The reform and opening-up has prompted the Chinese economy to grow at high rates over decades, with a giant leap in per capita income and living standards, Lewis M. Ndichu, a researcher at Nairobi-based think tank Africa Policy Institute, told Xinhua.
The expert said he believes that during this year's "two sessions," there will be much deliberation concerning how to continue to expand opening up, lift market confidence and defuse major risks.
Noting that China's Ministry of Commerce has pledged to fully resume offline trade fairs and support Chinese enterprises to go global, among other policies, Koh Chin Yee, president of Singapore's South Seas Society, said that many business delegations of Chinese local governments have recently headed to Singapore in search of new opportunities for trade and investment, attesting to China's commitment to further strengthening foreign cooperation.
From holding such international fairs as China International Import Expo and Canton Fair and pushing forward free trade projects like the Hainan Free Trade Port, to joining multilateral mechanisms such as the Regional Comprehensive Economic Partnership ... China is opening its door wider, further expanding international cooperation and sharing its development dividends with the rest of the world.
From the perspective of an exporter, Nicolas Perinetti, export manager for Asia at Argentina's Casarena winery, noted that China's import categories have been increasing in parallel with the expansion of its economic openness.
Noting that products of agricultural trade between Argentina and China have extended from grains to fruits, meat, wine, etc., Perinetti believes the trade of goods with higher added value will help boost Argentina's economic development.

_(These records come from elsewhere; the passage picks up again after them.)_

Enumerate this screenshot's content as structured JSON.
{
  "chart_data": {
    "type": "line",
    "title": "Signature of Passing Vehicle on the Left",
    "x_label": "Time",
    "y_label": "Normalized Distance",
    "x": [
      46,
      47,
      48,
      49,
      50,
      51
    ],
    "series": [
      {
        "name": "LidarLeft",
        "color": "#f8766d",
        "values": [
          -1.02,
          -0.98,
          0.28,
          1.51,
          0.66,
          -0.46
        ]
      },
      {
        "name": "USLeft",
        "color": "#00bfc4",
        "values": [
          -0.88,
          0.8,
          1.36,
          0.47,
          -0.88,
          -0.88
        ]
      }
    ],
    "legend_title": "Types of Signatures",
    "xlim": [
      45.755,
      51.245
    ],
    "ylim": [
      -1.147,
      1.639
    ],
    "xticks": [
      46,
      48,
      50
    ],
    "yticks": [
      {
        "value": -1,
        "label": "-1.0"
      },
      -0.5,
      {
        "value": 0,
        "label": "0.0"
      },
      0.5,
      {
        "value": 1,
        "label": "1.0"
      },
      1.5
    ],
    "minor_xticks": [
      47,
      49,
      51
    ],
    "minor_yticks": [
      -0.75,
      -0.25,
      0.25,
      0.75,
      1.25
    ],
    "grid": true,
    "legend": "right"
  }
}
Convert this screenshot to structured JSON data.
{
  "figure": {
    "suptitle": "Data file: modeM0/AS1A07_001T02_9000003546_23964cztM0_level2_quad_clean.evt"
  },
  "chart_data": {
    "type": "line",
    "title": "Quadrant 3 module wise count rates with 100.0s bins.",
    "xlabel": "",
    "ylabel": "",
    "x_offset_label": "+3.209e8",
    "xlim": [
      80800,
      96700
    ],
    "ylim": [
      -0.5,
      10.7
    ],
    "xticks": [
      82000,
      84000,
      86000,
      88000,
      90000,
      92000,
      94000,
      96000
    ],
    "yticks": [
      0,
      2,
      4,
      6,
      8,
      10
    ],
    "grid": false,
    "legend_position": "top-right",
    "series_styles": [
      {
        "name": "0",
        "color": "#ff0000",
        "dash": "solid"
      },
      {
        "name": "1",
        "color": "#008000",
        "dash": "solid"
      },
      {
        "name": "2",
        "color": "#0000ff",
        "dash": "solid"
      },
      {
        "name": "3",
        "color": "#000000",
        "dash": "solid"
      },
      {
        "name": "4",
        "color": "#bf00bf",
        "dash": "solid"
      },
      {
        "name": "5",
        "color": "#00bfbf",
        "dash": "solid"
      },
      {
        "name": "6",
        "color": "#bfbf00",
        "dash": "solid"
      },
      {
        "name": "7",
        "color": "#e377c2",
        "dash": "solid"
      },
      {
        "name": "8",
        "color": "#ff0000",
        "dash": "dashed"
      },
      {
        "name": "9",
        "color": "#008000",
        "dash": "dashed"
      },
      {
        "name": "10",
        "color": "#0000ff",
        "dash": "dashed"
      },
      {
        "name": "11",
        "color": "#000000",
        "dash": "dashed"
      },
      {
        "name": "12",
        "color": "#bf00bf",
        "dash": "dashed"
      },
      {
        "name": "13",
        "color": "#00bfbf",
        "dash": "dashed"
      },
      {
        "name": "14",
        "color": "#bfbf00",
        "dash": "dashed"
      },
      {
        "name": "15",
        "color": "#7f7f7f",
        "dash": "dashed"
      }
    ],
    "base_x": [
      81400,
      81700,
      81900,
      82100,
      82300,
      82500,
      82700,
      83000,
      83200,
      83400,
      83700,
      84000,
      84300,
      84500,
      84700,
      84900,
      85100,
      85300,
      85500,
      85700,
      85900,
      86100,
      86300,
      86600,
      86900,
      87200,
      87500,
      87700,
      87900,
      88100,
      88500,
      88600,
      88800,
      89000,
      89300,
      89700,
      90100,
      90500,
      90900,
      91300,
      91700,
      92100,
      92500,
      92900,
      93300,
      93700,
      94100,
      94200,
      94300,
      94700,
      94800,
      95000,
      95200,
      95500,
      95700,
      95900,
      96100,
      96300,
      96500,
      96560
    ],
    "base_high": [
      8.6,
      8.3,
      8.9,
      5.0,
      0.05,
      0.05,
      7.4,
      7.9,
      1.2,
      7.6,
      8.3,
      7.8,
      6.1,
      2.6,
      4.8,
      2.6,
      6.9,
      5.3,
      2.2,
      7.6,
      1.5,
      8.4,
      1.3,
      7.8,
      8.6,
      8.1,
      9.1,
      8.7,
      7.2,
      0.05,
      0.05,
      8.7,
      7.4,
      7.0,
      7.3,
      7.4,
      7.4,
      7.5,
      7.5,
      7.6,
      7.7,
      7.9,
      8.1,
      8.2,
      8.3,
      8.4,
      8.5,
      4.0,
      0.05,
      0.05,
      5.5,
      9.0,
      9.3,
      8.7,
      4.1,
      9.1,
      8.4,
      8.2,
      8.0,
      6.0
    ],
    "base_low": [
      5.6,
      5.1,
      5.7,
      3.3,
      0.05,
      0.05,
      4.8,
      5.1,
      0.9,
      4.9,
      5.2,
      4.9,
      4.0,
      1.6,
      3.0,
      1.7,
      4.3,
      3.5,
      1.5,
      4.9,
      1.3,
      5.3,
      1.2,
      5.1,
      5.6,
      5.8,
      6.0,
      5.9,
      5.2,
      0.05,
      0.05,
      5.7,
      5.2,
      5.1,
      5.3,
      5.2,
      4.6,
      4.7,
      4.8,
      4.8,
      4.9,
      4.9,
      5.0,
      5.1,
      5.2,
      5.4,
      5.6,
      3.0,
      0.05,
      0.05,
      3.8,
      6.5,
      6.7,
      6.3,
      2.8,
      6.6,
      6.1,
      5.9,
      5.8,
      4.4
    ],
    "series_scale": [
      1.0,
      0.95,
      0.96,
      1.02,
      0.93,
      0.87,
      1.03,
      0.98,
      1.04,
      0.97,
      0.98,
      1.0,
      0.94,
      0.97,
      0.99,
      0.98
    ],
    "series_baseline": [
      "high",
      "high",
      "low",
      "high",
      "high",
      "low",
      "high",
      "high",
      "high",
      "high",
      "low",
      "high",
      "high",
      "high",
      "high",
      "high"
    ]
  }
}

China's further opening-up in the new era has caught high attention from the international community, said Yuri Tavrovsky, a professor of the Russian University of Peoples' Friendship. He has long been following China's development and published in 2017 the book One Belt, One Road: Traveling Westward.
Noting this year also marks the 10th anniversary of the Belt and Road Initiative (BRI), Tavrovsky said how the initiative will foster common development of the partner countries is also an interesting topic to which he has paid much heed.
Over the past decade, China has signed Belt and Road cooperation agreements with 151 countries and 32 international organizations in the principles of extensive consultation, joint contribution and shared benefits.
Take Uzbekistan, one of the first countries joining the BRI. It has collaborated with China in multiple major projects such as the China-Central Asia Gas Pipeline and the Qamchiq Tunnel on the Angren-Pap railway line.
The initiative acts as a crucial venue to consolidate cooperation through infrastructure connecting land and sea; simultaneously, it is becoming an important platform for global economic growth, said Azamat Seitov, a scholar of Uzbekistan's University of World Economy and Diplomacy, who hopes that new measures to be declared at the "two sessions" will bring new opportunities to expand cooperation between the two countries.